US News & World Report
By Nicole Hemmer
Late last week, former vice-presidential candidate Sarah Palin interviewed current presidential candidate Donald Trump for her show on One America News, the news channel for people who find Fox News too mainstream. (As Trump's poll numbers show, such people make up a sizable potential audience.) Both sat in front of backdrops that reflected their political lodestars: a computer-generated American flag for Palin, Trump Tower for Trump.
The interview was full of mutual admiration. Palin praised Trump as "avant-garde" and "a truth-talker"; Trump returned the compliments. But the interview also neatly captured four major developments in the Republican Party and conservative politics over the last decade.
1. The party is over. At least as it has existed for most of the 19th and 20th century. Presidential candidates used to be hand-picked by party leaders (which is how a dark horse like Warren G. Harding ended up topping the ticket, despite being virtually unknown outside his home state). Even as the politics of personality began to gain importance in presidential politics, party leaders could more or less control the slate of candidates. The nomination of Barry Goldwater in 1964 showed this system was open to manipulation, while primary reforms in the 1970s opened the floodgates for popular control of the nomination process.
Over the last decade, party leaders have largely lost control of the nomination process. This year's overstuffed roster proves the point: The Republican National Committee spent much of the last three years looking for ways to create a more orderly primary contest. it failed. And there's no reason to think it will do any better in 2020.

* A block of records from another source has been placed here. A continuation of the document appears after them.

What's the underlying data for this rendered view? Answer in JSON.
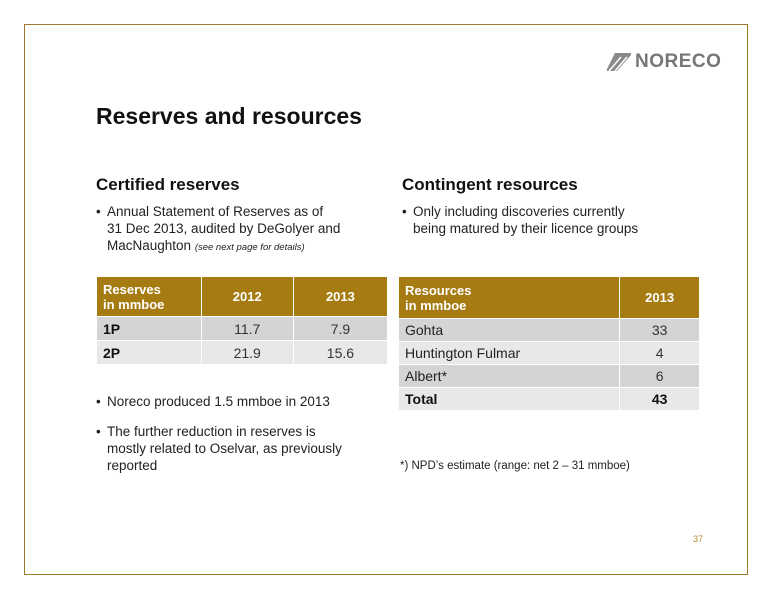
{
  "logo": {
    "text": "NORECO",
    "icon": "noreco-stripes-logo"
  },
  "title": "Reserves and resources",
  "left": {
    "heading": "Certified reserves",
    "bullet1": {
      "line1": "Annual Statement of Reserves as of",
      "line2": "31 Dec 2013, audited by DeGolyer and",
      "line3": "MacNaughton ",
      "note": "(see next page for details)"
    },
    "table": {
      "header": {
        "col0_line1": "Reserves",
        "col0_line2": "in mmboe",
        "col1": "2012",
        "col2": "2013"
      },
      "rows": [
        {
          "label": "1P",
          "v2012": "11.7",
          "v2013": "7.9"
        },
        {
          "label": "2P",
          "v2012": "21.9",
          "v2013": "15.6"
        }
      ]
    },
    "bullet2": "Noreco produced 1.5 mmboe in 2013",
    "bullet3": {
      "line1": "The further reduction in reserves is",
      "line2": "mostly related to Oselvar, as previously",
      "line3": "reported"
    }
  },
  "right": {
    "heading": "Contingent resources",
    "bullet1": {
      "line1": "Only including discoveries currently",
      "line2": "being matured by their licence groups"
    },
    "table": {
      "header": {
        "col0_line1": "Resources",
        "col0_line2": "in mmboe",
        "col1": "2013"
      },
      "rows": [
        {
          "label": "Gohta",
          "value": "33"
        },
        {
          "label": "Huntington Fulmar",
          "value": "4"
        },
        {
          "label": "Albert*",
          "value": "6"
        }
      ],
      "total": {
        "label": "Total",
        "value": "43"
      }
    },
    "footnote": "*) NPD’s estimate (range: net 2 – 31 mmboe)"
  },
  "page_number": "37",
  "colors": {
    "accent": "#a57b12",
    "frame": "#9a7a2a",
    "row_dark": "#d4d4d4",
    "row_light": "#e8e8e8"
  }
}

2. Entertainment is the warp and woof of modern politics. Palin and Trump shuttle back and forth between politics and reality television, but they are a subset of a broader trend. Political entertainment has flourished in the past several decades. From talk radio and Fox News to "The Daily Show" and "The Colbert Report," Americans across the political spectrum have demonstrated an appetite for a blend of politics and entertainment.
Political entertainment has a lengthy history: "Saturday Night Live" spoofing presidential debates, candidates popping up on shows like "Laugh-In" and "The Arsenio Hall Show." But today, it is also becoming an important part of candidates' resumes, particularly the revolving door between the Republican primaries and Fox News. Candidates like Newt Gingrich and Rick Santorum in 2012 and Trump and Mike Huckabee in 2016 spent more time on Fox than in office in the run-up to their campaigns, a trend that has a real impact on the way candidates run.
3. Populism is back, and party leaders are at a loss for what to do about it. The more Sarah Palin "went rogue" back in 2008, the more popular she became with the party's conservative base. Her populist posturing — everything from the anti-establishment rhetoric to the thick regional accent — breathed life into the mad-as-hell tea party activism of 2009 to 2010. It lives on in Donald Trump, who lacks the working-class cred but still taps into working-class grievances, both racial and economic.
Historians have compared Trump to past politicians like George Wallace and Ross Perot, third-party candidates who fed on populist discontent with the two major parties. If Trump eventually runs as an independent, he will bedevil the GOP like Perot once did (and as Wallace bedeviled the Democratic Party). Until then, he will wreak havoc within the Republican Party, and the party establishment has thus far been unable to do anything to blunt his candidacy.
4. The categories of left and right are losing their usefulness. At the moment, the Republican field can best be sorted along the lines of establishment and anti-establishment (or experienced and unexperienced). Candidates like Donald Trump, Ben Carson and Carly Fiorina are popular precisely because they're not politicians. Their appeal is based on posture rather than policy.
Meanwhile, conservatives tend to dismiss candidates like Jeb Bush, Ohio Gov. John Kasich and Florida Sen. Marco Rubio as RINOs, politicians too liberal to serve as the GOP's standard-bearer. Yet ideologically, these candidates aren't that different from Ronald Reagan and George W. Bush, or for that matter, from Fiorina and Carson. Their sins are more a matter of rhetoric than policy (except for on the issue of immigration, where Jeb Bush and Rubio are far closer to Reagan and George W. Bush than Trump and anti-immigration hardliners are).
Placing the Republican field on a left-right spectrum does little to explain each candidate's popularity. Political commentators have been used to thinking in terms of conservative base versus Republican establishment, but these categories are now obscuring more than they explain.
Trump is just the latest iteration of a political moment that traces back through the tea party and Sarah Palin. It is a moment we still struggle not only to explain but to even describe. Until we learn to do so, we will remain unable to tell whether Palin, Trump and One America News are a spasmodic tick in the body politic, or part of a sea change that will remake American politics.